Le Ceta revient, et pas seul.

Une certaine forme de mondialisation sauvage fait des ravages très concrets, creuse les inégalités et menace la survie de l’humanité. L'alternative est-elle pour autant le repli sur soi, la suppression de tout système de règles internationales, comme le prône Donald Trump? Au contraire, il s’agit de construire ensemble des règles plus équilibrées pour un monde juste et durable. Et nous pouvons y contribuer concrètement, chacune et chacun. 
Le CETA pourrait revenir à l’agenda politique belge avant les élections de 2019, suite à la décision de la Cour de Justice attendue dans le courant du premier semestre. De nombreuses organisations de la société civile, qui avaient obtenu en 2016 le refus de signer le traité en l’état, ont lancé en janvier un appel aux élus et aux citoyens : le CETA reste profondément déséquilibré, il renforce le pouvoir des acteurs économiques qui sont déjà les plus puissants, au détriment de nos emplois, notre santé, notre alimentation et même de la démocratie. Quelle que soit la réponse donnée par la Cour européenne, le message envoyé aux décideurs est clair : si vous envisagez encore d’approuver ce traité, nous sommes prêts à nous remobiliser pour vous en empêcher. Quand Karel de Gucht annonçait en 2013 qu’il négocierait le traité transatlantique TTIP (UE-USA) avant la présidentielle de 2016, personne ne pensait qu’on arriverait à l’en empêcher, mais nous l’avons fait. Il faut continuer le travail. 

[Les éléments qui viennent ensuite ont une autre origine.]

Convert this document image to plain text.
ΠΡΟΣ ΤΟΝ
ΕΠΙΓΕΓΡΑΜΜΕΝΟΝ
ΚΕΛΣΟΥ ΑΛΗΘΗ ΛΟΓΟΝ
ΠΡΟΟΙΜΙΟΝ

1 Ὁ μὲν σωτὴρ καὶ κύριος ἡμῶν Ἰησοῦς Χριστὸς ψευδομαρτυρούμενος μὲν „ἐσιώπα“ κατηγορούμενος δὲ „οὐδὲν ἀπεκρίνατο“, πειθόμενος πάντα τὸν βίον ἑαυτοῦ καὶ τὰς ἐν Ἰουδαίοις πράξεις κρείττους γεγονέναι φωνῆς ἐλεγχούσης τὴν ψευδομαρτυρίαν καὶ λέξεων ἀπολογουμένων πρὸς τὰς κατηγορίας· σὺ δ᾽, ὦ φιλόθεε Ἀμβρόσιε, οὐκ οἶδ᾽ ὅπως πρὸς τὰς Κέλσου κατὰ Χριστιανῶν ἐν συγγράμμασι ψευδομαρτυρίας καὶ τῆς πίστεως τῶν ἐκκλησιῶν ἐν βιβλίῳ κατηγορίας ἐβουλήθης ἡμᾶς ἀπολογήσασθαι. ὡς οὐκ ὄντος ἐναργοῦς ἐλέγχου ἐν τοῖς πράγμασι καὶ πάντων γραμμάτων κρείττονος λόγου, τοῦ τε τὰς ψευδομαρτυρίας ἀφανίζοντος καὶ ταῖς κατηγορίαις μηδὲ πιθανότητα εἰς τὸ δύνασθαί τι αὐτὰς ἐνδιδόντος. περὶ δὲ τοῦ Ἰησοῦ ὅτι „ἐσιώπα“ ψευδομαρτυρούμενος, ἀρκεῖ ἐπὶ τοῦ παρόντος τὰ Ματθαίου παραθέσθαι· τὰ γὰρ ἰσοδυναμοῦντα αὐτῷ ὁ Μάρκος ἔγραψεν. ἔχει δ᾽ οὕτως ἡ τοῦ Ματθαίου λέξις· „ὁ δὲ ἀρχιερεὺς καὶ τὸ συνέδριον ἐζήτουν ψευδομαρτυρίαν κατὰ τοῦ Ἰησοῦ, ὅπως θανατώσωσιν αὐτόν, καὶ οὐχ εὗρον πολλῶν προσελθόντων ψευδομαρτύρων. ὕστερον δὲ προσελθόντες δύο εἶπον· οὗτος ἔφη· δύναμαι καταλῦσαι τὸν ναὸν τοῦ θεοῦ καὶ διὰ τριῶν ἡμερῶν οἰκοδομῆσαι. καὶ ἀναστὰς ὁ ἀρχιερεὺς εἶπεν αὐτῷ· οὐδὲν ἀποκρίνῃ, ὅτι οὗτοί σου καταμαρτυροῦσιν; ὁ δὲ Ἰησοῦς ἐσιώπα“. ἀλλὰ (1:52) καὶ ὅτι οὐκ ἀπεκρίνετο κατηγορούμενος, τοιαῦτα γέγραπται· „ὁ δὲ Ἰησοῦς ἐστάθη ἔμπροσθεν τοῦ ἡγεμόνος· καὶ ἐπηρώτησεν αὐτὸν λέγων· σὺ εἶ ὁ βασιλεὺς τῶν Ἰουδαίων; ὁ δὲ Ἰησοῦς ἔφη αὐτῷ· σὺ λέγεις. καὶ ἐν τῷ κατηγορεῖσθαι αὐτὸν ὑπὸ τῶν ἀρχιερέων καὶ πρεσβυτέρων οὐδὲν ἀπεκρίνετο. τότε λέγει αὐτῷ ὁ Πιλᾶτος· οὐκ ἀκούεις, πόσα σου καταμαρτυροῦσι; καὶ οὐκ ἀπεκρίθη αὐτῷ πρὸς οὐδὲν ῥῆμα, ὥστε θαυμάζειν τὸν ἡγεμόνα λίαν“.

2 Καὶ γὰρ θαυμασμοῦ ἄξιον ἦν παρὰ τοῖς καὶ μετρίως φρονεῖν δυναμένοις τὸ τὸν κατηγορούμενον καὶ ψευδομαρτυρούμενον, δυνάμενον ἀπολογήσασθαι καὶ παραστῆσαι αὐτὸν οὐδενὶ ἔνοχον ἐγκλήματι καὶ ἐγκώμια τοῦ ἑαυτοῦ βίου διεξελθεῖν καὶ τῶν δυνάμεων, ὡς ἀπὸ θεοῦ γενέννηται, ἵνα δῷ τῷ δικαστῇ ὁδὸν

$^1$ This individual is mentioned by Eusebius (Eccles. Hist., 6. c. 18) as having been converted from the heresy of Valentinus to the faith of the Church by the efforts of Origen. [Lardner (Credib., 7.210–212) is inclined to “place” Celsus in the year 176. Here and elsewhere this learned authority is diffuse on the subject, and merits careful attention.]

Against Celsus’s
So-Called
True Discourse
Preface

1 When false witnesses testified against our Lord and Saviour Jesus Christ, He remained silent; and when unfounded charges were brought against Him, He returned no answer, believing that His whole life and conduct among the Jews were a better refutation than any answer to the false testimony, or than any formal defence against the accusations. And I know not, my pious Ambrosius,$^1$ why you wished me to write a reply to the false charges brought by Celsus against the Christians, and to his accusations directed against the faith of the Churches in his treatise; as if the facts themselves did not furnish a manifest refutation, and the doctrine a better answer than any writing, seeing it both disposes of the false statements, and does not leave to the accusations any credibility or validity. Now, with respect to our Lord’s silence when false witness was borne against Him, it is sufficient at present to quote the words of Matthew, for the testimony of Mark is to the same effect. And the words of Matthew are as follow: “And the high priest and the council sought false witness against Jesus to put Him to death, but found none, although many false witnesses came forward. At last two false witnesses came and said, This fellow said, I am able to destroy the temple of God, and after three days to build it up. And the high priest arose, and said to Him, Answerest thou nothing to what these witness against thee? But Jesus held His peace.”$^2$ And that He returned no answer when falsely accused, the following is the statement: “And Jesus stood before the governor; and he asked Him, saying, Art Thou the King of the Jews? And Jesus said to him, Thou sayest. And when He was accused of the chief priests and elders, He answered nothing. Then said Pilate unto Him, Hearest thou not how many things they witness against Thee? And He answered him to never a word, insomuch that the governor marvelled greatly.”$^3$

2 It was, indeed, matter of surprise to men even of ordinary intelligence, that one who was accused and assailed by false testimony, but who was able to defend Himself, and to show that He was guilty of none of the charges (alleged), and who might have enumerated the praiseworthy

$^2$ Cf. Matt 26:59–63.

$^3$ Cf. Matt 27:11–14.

D’autant que le CETA n’est pas seul, les autorités belges et européennes ont négocié d’autres traités semblables. Elles sont notamment en train d’organiser l’expansion du système d’arbitrage antidémocratique “ISDS”. En effet, le Parlement européen risque de ratifier mi-février un nouvel accord européen muni d’une clause d’arbitrage anti-démocratique, le premier depuis le CETA à contenir ce mécanisme (dit “ISDS”, renommé « ICS » dans certains accords) qui peut coûter des millions aux autorités publiques lorsqu’elles prennent des mesures de santé publique ou de protection sociale ou environnementale. 
Mais cette fuite en avant n’est pas une fatalité. La plateforme belge pour un commerce juste et durable a adopté une nouvelle position commune pour refuser ces systèmes d’arbitrage injustes (et qui restent fondamentalement déséquilibrés malgré les réformes à la marge entreprises depuis 2015) et promouvoir des politiques alternatives qui placent juridiquement l’humain et la planète avant le profit. En effet, les deux voies possibles ne se résument pas à des politiques de dérégulation incarnées par le CETA ou un isolationnisme à la Trump. Une autre voie est possible, qui place au cœur du droit international la protection des droits humains fondamentaux, plutôt que des intérêts d’une petite élite économique. 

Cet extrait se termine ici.